Amtrak will host key events at stations in New York City’s Grand Central Terminal, Philadelphia’s 30th Street Station, and Union Stations in Chicago and Los Angeles (Washington, D.C. won’t have an event this year due to extensive restoration work being done in Union Station to repair damage caused by an earthquake in August). There will also be scores of events organized by local passengers throughout the country.

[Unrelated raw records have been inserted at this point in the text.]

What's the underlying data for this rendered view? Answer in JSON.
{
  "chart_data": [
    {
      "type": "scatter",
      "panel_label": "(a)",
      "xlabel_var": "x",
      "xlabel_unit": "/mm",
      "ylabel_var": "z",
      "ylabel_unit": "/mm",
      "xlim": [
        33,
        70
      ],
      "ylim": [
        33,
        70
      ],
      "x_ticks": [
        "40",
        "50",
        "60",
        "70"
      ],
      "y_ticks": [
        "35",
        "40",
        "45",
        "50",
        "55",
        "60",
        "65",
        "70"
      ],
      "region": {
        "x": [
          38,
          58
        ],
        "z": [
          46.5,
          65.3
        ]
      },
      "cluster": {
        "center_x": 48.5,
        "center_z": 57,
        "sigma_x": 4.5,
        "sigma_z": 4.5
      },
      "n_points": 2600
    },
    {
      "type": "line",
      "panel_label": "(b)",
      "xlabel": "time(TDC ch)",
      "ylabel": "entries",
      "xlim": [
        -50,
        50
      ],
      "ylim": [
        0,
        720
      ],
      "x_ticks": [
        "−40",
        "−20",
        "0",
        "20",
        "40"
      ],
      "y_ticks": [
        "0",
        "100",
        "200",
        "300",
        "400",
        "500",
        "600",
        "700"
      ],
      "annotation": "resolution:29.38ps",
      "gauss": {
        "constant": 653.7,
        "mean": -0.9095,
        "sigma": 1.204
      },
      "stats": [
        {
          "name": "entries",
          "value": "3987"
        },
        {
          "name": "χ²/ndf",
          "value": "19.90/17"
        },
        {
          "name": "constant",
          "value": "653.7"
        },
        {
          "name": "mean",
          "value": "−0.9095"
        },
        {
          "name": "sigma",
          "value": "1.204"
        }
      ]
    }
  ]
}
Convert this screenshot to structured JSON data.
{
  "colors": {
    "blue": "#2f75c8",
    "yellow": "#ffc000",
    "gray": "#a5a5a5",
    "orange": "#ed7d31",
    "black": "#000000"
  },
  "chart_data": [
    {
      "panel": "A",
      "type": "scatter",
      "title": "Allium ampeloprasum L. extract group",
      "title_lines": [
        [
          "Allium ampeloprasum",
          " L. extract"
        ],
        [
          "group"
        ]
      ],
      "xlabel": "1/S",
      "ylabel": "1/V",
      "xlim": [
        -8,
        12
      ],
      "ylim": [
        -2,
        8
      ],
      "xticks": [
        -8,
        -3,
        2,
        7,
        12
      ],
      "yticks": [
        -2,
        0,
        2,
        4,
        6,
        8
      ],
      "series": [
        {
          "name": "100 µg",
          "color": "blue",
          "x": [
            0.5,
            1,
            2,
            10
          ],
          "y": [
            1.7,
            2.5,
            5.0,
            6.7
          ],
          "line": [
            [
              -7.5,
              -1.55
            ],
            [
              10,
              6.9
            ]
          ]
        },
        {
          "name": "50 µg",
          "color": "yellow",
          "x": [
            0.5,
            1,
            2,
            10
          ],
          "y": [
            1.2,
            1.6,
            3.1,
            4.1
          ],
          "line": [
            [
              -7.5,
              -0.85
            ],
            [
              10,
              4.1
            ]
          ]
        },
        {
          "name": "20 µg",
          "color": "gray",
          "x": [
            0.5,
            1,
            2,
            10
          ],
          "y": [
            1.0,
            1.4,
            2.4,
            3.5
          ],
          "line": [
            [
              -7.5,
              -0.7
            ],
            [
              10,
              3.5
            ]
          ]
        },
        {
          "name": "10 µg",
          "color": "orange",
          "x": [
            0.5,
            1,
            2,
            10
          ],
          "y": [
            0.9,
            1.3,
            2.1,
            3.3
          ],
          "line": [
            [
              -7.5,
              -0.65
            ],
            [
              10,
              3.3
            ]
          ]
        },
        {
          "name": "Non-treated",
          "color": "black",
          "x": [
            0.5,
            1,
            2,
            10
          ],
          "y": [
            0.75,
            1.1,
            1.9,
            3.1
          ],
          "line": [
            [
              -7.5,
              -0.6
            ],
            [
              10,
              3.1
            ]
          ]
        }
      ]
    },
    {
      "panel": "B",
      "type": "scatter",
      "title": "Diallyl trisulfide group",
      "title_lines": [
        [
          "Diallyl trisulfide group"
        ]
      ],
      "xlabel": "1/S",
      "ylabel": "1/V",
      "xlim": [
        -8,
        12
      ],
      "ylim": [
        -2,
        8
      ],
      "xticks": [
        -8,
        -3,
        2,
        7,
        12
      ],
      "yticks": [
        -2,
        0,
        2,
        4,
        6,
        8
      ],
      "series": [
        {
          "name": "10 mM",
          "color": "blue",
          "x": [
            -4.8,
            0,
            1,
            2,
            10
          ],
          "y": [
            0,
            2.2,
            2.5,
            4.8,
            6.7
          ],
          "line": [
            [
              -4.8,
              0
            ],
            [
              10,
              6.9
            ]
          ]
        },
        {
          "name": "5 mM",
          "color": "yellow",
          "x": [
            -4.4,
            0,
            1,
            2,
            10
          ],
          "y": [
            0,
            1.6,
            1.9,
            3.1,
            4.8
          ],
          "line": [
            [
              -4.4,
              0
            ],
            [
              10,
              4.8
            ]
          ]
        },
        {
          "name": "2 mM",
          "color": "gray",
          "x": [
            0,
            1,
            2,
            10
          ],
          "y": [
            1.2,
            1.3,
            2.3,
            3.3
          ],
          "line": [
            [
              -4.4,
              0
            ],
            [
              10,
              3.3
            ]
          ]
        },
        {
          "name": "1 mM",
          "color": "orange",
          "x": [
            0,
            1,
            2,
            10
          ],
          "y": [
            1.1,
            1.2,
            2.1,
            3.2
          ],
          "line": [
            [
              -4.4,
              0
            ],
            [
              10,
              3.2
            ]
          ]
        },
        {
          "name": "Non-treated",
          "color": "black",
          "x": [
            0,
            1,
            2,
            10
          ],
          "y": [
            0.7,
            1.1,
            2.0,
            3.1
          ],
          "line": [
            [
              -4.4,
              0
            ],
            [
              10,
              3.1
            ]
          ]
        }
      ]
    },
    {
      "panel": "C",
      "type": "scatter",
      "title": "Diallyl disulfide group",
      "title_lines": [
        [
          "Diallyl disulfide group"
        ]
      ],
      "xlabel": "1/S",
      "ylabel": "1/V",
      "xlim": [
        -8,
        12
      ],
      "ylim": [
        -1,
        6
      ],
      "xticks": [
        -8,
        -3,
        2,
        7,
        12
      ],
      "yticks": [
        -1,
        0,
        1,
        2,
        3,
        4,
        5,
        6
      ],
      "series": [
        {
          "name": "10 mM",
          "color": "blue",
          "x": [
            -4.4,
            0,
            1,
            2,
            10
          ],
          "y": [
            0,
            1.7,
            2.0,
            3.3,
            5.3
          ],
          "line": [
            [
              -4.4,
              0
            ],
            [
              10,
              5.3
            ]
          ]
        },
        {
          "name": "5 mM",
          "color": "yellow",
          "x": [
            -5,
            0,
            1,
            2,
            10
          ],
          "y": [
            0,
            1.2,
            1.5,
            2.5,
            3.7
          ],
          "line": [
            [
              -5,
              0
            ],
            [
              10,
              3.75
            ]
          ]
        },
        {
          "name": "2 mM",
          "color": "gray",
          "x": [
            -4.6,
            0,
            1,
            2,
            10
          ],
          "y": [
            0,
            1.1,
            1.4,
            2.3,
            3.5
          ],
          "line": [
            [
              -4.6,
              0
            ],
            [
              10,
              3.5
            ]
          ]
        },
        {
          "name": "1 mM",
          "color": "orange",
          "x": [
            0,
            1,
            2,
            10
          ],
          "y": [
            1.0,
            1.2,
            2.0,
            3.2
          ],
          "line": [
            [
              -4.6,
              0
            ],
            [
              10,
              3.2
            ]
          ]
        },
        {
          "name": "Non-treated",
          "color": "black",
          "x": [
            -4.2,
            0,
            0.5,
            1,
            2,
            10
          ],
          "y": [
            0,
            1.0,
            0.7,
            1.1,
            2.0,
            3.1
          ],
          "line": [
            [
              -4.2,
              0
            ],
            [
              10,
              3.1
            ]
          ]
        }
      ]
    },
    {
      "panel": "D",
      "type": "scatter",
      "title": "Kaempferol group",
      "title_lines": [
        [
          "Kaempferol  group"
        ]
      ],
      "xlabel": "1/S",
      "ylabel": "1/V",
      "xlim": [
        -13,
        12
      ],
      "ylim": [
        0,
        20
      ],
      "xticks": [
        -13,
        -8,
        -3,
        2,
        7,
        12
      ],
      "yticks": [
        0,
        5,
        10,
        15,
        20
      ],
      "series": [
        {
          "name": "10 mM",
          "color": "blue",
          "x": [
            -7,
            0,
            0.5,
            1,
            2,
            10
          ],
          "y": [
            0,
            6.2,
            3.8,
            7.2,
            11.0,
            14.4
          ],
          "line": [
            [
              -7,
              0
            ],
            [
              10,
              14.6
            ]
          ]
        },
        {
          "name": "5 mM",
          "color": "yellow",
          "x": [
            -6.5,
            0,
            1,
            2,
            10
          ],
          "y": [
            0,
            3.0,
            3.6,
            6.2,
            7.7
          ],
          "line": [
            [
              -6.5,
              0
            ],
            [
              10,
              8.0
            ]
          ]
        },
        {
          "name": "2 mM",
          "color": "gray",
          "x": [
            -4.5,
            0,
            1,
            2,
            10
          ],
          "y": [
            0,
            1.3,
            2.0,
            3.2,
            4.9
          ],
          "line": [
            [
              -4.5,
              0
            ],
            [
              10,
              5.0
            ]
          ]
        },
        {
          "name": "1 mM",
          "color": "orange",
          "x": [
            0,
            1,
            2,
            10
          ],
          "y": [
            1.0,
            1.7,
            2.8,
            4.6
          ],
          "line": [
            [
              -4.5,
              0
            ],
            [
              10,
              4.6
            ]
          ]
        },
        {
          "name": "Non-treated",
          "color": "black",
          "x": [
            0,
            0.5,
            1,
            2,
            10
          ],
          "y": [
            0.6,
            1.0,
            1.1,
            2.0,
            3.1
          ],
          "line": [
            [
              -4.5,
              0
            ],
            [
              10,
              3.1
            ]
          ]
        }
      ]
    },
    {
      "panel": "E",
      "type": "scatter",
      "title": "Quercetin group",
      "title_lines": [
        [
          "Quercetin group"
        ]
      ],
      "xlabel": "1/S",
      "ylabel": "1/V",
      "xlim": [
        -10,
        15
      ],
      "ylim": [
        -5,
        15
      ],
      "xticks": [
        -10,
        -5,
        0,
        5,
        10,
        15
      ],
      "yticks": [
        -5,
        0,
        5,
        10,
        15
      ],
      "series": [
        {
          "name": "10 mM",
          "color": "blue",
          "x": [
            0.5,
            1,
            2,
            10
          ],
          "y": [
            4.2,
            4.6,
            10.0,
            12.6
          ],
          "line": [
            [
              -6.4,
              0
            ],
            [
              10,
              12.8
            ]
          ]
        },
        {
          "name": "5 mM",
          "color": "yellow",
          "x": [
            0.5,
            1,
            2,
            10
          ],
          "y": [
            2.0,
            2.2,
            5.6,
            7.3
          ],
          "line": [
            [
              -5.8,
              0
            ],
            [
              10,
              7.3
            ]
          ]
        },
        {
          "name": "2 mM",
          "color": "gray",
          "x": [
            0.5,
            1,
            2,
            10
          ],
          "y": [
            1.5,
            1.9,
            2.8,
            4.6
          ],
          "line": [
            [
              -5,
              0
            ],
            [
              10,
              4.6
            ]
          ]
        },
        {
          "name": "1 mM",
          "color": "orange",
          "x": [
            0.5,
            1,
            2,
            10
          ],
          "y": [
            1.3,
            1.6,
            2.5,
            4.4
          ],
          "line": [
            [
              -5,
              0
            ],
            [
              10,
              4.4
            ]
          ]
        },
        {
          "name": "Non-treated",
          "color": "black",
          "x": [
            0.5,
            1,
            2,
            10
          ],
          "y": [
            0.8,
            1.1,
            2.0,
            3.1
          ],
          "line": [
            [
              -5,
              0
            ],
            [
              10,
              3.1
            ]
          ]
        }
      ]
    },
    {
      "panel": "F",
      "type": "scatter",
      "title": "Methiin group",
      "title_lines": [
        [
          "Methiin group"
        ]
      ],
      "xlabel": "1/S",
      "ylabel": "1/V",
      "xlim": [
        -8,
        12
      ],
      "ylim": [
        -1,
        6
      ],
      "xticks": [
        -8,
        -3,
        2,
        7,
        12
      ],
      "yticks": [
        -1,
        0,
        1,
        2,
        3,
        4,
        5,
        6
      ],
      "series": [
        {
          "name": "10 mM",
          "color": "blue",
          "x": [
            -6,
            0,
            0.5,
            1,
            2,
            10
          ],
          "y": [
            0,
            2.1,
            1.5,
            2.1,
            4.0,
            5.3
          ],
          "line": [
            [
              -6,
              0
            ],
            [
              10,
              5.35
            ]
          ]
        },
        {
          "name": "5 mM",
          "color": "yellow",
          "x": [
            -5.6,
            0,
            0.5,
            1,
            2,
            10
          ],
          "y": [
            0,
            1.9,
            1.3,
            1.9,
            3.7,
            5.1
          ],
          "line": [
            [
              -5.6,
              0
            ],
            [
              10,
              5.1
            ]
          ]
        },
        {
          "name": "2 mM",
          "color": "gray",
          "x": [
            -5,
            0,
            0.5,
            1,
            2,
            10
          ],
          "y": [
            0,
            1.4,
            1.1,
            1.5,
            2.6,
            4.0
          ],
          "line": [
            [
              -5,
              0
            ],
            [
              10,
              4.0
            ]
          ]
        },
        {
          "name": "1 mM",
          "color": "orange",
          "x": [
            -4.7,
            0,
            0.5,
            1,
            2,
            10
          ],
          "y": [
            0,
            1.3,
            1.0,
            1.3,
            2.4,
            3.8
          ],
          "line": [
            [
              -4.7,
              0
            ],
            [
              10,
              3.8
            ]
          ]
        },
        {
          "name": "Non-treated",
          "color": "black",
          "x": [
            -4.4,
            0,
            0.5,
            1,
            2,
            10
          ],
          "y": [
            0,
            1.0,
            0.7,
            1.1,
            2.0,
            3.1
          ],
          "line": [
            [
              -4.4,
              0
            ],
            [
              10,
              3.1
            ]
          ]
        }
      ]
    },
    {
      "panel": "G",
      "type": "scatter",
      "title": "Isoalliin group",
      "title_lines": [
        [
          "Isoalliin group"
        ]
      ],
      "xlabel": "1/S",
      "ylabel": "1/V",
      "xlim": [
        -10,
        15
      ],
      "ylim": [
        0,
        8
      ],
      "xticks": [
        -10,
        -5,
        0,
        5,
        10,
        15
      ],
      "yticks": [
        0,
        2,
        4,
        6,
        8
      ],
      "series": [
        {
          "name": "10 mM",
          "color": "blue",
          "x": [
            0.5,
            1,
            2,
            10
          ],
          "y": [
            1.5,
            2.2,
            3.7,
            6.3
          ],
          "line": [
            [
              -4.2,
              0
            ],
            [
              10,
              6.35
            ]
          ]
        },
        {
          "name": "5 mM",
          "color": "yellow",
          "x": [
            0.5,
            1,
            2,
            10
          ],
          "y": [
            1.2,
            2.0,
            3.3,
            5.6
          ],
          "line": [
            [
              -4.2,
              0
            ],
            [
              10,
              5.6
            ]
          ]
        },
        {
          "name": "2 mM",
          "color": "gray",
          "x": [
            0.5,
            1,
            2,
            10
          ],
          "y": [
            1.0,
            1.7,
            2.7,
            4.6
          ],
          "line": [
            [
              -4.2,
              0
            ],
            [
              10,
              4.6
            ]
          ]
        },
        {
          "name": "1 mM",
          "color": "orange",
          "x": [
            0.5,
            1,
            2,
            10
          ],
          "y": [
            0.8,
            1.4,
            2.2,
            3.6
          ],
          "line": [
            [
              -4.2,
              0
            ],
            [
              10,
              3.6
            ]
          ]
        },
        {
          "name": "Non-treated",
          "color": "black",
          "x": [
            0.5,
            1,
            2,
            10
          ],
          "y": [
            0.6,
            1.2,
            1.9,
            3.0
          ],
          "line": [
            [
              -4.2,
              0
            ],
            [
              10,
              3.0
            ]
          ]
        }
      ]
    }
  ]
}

Dawson was enthusiastic in her reminiscing on the importance of trains in her childhood:
“I love trains not only because they offer a more intimate way to see the country and experience the communities along the way, but also because they are one of the greenest ways to travel, which is a value that has always been important to me. So many of my very first memories of travel as a kid in New York City were on the train. I remember riding on Amtrak and jumping up at the first opportunity to visit the café car. It’s great to be able to walk around, hang out and grab a bite at my leisure. I’m always watching the fast changing scenery through the windows which can be as mesmerizing as a film. It always makes the trip so much more vivid.”
Amtrak’s events will include displays on equipment, model trains, high-speed trains, K-9 units, and more. There will also be activities for children and Amtrak merchandise for sale.
“We are thrilled to have Rosario Dawson, someone who is an inspiration both on and off the screen, as our spokesperson for the 5th Annual National Train Day,” says Emmett Fremaux, “Like many of our customers, she is passionate about staying connected to her community and is someone who enjoys the journey, not just the destination.”